Publishing Services in Active Directory
Observe the following principles when publishing services:
Create connection point objects when you install services so that a user with sufficient privileges is able to install the published service using that connection point.
Restrict the service to the update at run time of existing connection point objects.
Regardless of the publishing method you choose, you must understand and allow for access restrictions on the directory in your installation procedure and at run time. The RpcNs and RnR APIs create connection points in the RpcServices and WinsockServices containers, respectively. These are located in the System container in each domain. Service-Connection-Point objects need to be created as children of the Computer object for the computer where the service is installed.
To create an object of any kind, the process that creates the object must have permission to create a child for the class and container in which the object is to be created. To remove an object, the process that deletes the object must have permission to delete a child for the class and container in which the object is to be deleted. Or, it needs to have permission to delete the object itself. To update a connection point, the process performing the operation must have permission to write to the properties of the object that need to be updated.
These permissions might not be available to a service account or computer account to create objects during installation of a service, but an administrator, or anyone with the necessary permission, can perform the installation. When installing a published service, set the protection on any connection point object to allow update by the service at run time. This allows the service to run with a minimally privileged account and still be able to maintain its connection point.
For more information about the publishing of services, see the MSDN link on the Web Resources page at https://windows.microsoft.com/windows2000/reskit/webresources .
The Service Connection Point (SCP) class is a base object class for use in publishing and locating services. SCP is intended for use in publishing client bindings. The properties defined for this class are sufficient for a service to publish the information that a client requires to be able to bind to an instance of the service. The clients of the service must have prior knowledge of how to interpret and use the binding attributes; Active Directory does not define usage. Services that need to publish additional information about themselves can extend the schema by subclassing the Service-Connection-Point, giving the subclass a distinct name that makes it easily recognizable. For more information about extending the schema, see "The Active Directory Schema" in this book.

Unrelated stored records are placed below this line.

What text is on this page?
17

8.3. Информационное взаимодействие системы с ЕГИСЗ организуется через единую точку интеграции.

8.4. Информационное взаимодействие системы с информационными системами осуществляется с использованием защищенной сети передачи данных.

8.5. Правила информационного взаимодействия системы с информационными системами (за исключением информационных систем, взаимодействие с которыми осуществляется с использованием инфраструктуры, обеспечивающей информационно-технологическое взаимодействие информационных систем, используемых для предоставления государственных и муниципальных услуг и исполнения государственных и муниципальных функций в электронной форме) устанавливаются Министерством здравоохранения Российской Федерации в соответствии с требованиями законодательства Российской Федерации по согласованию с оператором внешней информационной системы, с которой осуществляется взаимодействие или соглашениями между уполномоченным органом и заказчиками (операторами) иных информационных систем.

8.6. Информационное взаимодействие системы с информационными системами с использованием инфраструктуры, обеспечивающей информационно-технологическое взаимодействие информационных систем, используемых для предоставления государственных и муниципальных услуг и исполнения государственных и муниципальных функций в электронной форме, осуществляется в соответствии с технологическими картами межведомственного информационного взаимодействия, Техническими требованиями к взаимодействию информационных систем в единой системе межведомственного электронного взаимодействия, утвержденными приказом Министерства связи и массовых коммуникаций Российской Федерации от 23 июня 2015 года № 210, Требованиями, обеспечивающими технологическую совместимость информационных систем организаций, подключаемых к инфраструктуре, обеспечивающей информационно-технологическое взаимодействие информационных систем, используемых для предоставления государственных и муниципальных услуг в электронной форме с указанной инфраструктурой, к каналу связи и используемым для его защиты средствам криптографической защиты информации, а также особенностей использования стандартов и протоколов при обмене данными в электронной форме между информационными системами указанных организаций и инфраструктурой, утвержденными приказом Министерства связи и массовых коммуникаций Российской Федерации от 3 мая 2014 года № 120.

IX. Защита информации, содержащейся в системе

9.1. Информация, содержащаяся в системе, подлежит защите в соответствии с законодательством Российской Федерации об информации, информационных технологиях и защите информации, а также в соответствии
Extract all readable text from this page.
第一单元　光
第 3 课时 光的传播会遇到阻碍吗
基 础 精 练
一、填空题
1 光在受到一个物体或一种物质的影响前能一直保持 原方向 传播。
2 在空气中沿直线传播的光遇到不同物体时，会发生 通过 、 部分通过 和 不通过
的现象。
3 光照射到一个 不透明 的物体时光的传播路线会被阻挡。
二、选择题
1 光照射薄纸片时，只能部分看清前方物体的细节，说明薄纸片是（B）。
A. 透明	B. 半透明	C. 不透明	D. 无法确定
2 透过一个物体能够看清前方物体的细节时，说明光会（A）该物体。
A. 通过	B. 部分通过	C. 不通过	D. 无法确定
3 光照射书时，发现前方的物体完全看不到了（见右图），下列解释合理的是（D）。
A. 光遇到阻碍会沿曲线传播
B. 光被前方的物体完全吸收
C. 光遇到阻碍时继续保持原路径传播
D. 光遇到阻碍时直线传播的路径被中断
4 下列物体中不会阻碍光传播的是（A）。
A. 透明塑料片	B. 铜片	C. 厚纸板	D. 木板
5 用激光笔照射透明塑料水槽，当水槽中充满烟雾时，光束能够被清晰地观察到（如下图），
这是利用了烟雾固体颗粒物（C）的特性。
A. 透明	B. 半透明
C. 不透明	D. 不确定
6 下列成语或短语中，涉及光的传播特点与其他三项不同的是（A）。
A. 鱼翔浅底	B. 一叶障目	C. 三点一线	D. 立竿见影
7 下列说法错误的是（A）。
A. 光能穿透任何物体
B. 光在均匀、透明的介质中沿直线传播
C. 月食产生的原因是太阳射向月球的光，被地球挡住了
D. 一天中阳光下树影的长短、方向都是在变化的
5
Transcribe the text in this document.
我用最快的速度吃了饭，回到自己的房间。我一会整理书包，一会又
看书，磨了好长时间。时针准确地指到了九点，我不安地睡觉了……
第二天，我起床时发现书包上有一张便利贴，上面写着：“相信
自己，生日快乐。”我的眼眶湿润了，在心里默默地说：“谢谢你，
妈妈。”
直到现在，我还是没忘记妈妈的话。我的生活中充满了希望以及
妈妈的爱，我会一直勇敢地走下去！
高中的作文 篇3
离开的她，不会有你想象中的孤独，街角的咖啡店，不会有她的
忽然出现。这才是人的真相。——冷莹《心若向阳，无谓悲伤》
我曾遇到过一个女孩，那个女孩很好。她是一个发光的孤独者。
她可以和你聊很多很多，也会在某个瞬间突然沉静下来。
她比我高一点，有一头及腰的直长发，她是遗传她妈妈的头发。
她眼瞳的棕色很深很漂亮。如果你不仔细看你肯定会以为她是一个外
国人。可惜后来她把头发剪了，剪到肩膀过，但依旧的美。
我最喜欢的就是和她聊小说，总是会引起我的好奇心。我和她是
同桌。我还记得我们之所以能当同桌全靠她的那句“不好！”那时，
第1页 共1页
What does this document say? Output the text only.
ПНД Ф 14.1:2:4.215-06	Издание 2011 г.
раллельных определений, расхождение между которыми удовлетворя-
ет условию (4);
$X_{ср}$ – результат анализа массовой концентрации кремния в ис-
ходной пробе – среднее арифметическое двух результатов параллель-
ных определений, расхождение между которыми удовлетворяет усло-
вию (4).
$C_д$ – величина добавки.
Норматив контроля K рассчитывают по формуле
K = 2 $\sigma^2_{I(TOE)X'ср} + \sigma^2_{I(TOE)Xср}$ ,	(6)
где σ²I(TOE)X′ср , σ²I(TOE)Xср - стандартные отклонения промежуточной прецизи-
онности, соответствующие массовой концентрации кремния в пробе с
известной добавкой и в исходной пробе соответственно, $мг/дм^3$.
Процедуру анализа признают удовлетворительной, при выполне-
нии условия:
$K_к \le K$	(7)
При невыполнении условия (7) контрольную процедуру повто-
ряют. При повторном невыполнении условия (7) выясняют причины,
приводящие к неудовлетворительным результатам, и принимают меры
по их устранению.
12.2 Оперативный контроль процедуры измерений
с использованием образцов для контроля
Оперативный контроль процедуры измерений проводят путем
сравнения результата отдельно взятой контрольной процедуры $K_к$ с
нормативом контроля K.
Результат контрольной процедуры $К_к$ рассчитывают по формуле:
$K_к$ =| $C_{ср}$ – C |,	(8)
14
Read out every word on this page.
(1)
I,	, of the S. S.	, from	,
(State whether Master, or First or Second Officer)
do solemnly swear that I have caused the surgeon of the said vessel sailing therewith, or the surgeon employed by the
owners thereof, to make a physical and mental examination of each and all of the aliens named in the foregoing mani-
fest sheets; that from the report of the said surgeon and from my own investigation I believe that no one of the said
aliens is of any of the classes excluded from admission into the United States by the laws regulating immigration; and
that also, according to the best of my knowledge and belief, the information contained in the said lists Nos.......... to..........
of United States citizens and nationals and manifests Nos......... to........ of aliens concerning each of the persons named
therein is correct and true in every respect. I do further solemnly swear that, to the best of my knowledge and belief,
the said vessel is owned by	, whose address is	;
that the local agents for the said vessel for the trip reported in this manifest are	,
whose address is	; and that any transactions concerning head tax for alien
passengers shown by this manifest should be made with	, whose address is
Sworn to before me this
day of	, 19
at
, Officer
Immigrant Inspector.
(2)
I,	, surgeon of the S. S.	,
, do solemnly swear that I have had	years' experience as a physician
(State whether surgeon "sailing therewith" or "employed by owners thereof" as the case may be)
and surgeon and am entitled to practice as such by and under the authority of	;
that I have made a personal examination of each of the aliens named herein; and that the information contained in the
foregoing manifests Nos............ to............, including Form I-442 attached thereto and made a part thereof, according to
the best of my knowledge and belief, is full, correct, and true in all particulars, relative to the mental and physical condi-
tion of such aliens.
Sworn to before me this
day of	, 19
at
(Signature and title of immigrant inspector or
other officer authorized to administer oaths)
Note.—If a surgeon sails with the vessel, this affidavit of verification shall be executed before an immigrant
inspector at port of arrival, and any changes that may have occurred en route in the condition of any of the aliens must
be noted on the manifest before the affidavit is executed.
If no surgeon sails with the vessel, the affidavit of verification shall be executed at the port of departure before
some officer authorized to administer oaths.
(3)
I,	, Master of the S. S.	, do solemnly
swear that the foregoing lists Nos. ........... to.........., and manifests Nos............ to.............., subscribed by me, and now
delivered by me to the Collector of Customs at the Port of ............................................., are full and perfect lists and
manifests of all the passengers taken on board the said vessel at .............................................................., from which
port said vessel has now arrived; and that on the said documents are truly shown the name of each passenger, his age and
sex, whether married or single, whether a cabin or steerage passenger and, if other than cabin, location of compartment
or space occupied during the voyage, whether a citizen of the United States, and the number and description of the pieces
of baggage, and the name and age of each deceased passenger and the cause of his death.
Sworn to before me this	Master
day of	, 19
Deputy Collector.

A setup program (or installation option for the executable routine of the service) installs the service and creates a service account, if necessary, and the service connection point. At service startup, the service itself checks to ensure that the service connection point contains the correct binding information.
Multiple instances of a service can exist in a network. Each instance can have different capabilities. For example, different database servers might contain entirely different data, although they are all of the same kind of service, or service class .
In addition, services can be replicated. A replicated service has multiple instances that have identical capabilities. A client can connect to any copy of a replicated service and receive identical service. Active Directory is an example of a replicated service for which all domain controllers for a given domain store identical data and provide identical services. When you create a service connection point for your service, you need to consider by what method clients will locate it. If you will have multiple instances of the service, you must consider how the clients will distinguish the instance with the desired capabilities from similar instances with different capabilities.
The serviceConnectionPoint Attributes
The attributes defined for the serviceConnectionPoint class are sufficient for a service to publish the information that a client needs to be able to bind to an instance of the service.
The serviceConnectionPoint object has an attribute, the keywords multivalued attribute, that contains string values — keywords — that enable client applications to find service connection point objects for a specific type of service. This attribute is indexed and is replicated to the Global Catalog server. The service that publishes the service connection point needs to add each keyword as an individual element in the multivalued attribute.
For information about keywords and publishing your service connection points, see the MSDN link on the Web Resources page at https://windows.microsoft.com/windows2000/reskit/webresources .
Publishing with the RPC Name Service (RpcNs)
RPC services use the RpcNs API to publish themselves in a namespace; the Windows 2000 RpcNs APIs publish the RPC entries in Active Directory. Services create RPC bindings and publish them in the Active Directory namespace as named RPC Server entries with attributes. The attributes include the unique interface ID and a GUID that are known to clients. Clients can then search for RPC servers that offer the desired interface, import the binding, and connect to the server.
For information about RPC Name Service and Active Directory, see "Windows 2000 RPC Name Service and Integration with Active Directory" later in this chapter.
Publishing with Windows Sockets Registration and Resolution (RnR)
Windows Sockets services can use the RnR APIs to publish services and to locate those services. RnR publication occurs in two steps. The first step installs a service class that associates a GUID with a name for the service. The service class can hold service-specific configuration information. Services can then publish themselves as instances of the service class. After the services are published, clients can query Active Directory for instances of a given class using the RnR APIs, and select an instance to which to bind. When a class is no longer useful, it can be removed.